2022 journal article
A Population-Based Human In Vitro Approach to Quantify Inter-Individual Variability in Responses to Chemical Mixtures
Human cell-based population-wide in vitro models have been proposed as a strategy to derive chemical-specific estimates of inter-individual variability; however, the utility of this approach has not yet been tested for cumulative exposures in mixtures. This study aimed to test defined mixtures and their individual components and determine whether adverse effects of the mixtures were likely to be more variable in a population than those of the individual chemicals. The in vitro model comprised 146 human lymphoblastoid cell lines from four diverse subpopulations of European and African descent. Cells were exposed, in concentration−response, to 42 chemicals from diverse classes of environmental pollutants; in addition, eight defined mixtures were prepared from these chemicals using several exposure- or hazard-based scenarios.

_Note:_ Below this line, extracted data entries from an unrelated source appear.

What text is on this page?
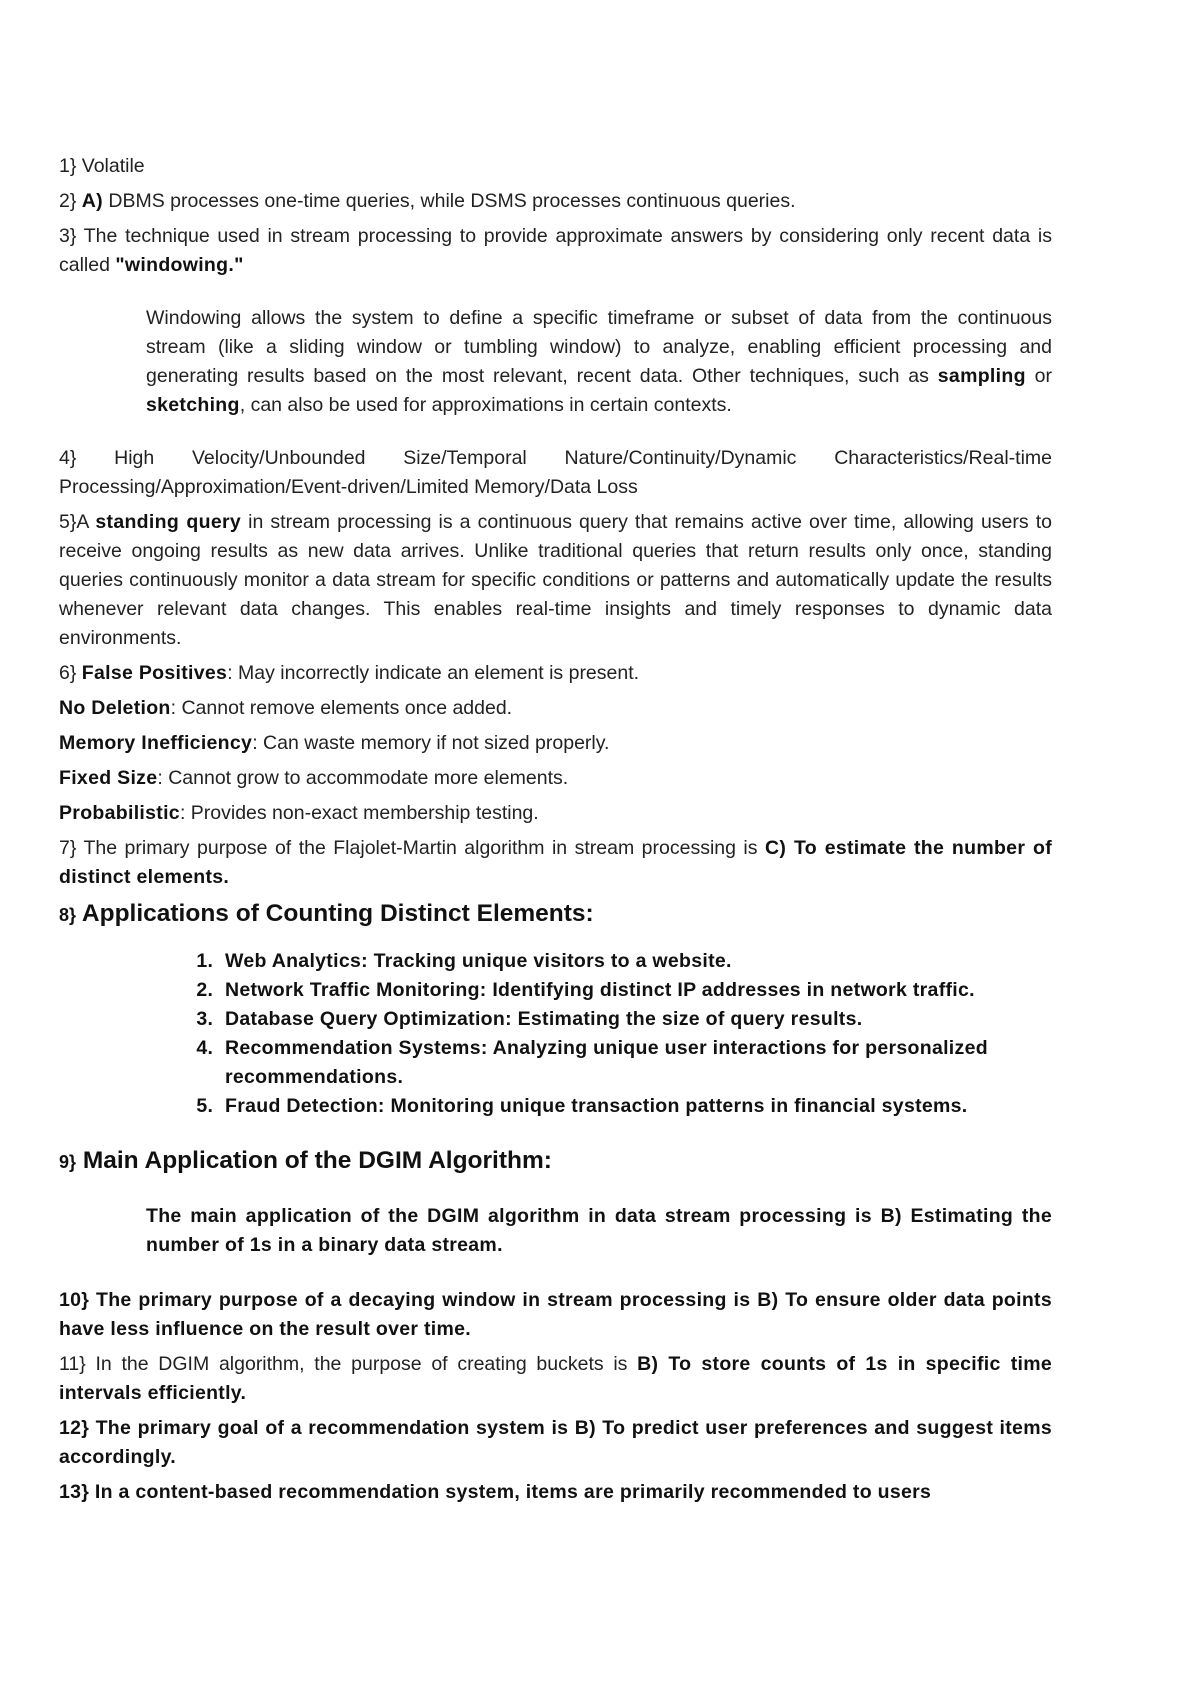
1} Volatile

2} A) DBMS processes one-time queries, while DSMS processes continuous queries.

3} The technique used in stream processing to provide approximate answers by considering only recent data is called "windowing."

Windowing allows the system to define a specific timeframe or subset of data from the continuous stream (like a sliding window or tumbling window) to analyze, enabling efficient processing and generating results based on the most relevant, recent data. Other techniques, such as sampling or sketching, can also be used for approximations in certain contexts.

4} High Velocity/Unbounded Size/Temporal Nature/Continuity/Dynamic Characteristics/Real-time Processing/Approximation/Event-driven/Limited Memory/Data Loss

5}A standing query in stream processing is a continuous query that remains active over time, allowing users to receive ongoing results as new data arrives. Unlike traditional queries that return results only once, standing queries continuously monitor a data stream for specific conditions or patterns and automatically update the results whenever relevant data changes. This enables real-time insights and timely responses to dynamic data environments.

6} False Positives: May incorrectly indicate an element is present.

No Deletion: Cannot remove elements once added.

Memory Inefficiency: Can waste memory if not sized properly.

Fixed Size: Cannot grow to accommodate more elements.

Probabilistic: Provides non-exact membership testing.

7} The primary purpose of the Flajolet-Martin algorithm in stream processing is C) To estimate the number of distinct elements.

8} Applications of Counting Distinct Elements:

1. Web Analytics: Tracking unique visitors to a website.
2. Network Traffic Monitoring: Identifying distinct IP addresses in network traffic.
3. Database Query Optimization: Estimating the size of query results.
4. Recommendation Systems: Analyzing unique user interactions for personalized recommendations.
5. Fraud Detection: Monitoring unique transaction patterns in financial systems.

9} Main Application of the DGIM Algorithm:

The main application of the DGIM algorithm in data stream processing is B) Estimating the number of 1s in a binary data stream.

10} The primary purpose of a decaying window in stream processing is B) To ensure older data points have less influence on the result over time.

11} In the DGIM algorithm, the purpose of creating buckets is B) To store counts of 1s in specific time intervals efficiently.

12} The primary goal of a recommendation system is B) To predict user preferences and suggest items accordingly.

13} In a content-based recommendation system, items are primarily recommended to users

Points of departure for cytotoxicity were derived using Bayesian concentration−response modeling and population variability was quantified in the form of a toxicodynamic variability factor (TDVF). We found that 28 chemicals and all mixtures exhibited concentration−response cytotoxicity, enabling calculation of the TDVF. The median TDVF across test substances, for both individual chemicals or defined mixtures, ranged from a default assumption (101/2) of toxicodynamic variability in human population to >10. The data also provide a proof of principle for single-variant genome-wide association mapping for toxicity of the chemicals and mixtures, although replication would be necessary due to statistical power limitations with the current sample size. This study demonstrates the feasibility of using a set of human lymphoblastoid cell lines as an in vitro model to quantify the extent of inter-individual variability in hazardous properties of both individual chemicals and mixtures. The data show that population variability of the mixtures is unlikely to exceed that of the most variable component, and that similarity in genome-wide associations among components may be used to accrue additional evidence for grouping of constituents in a mixture for cumulative assessments.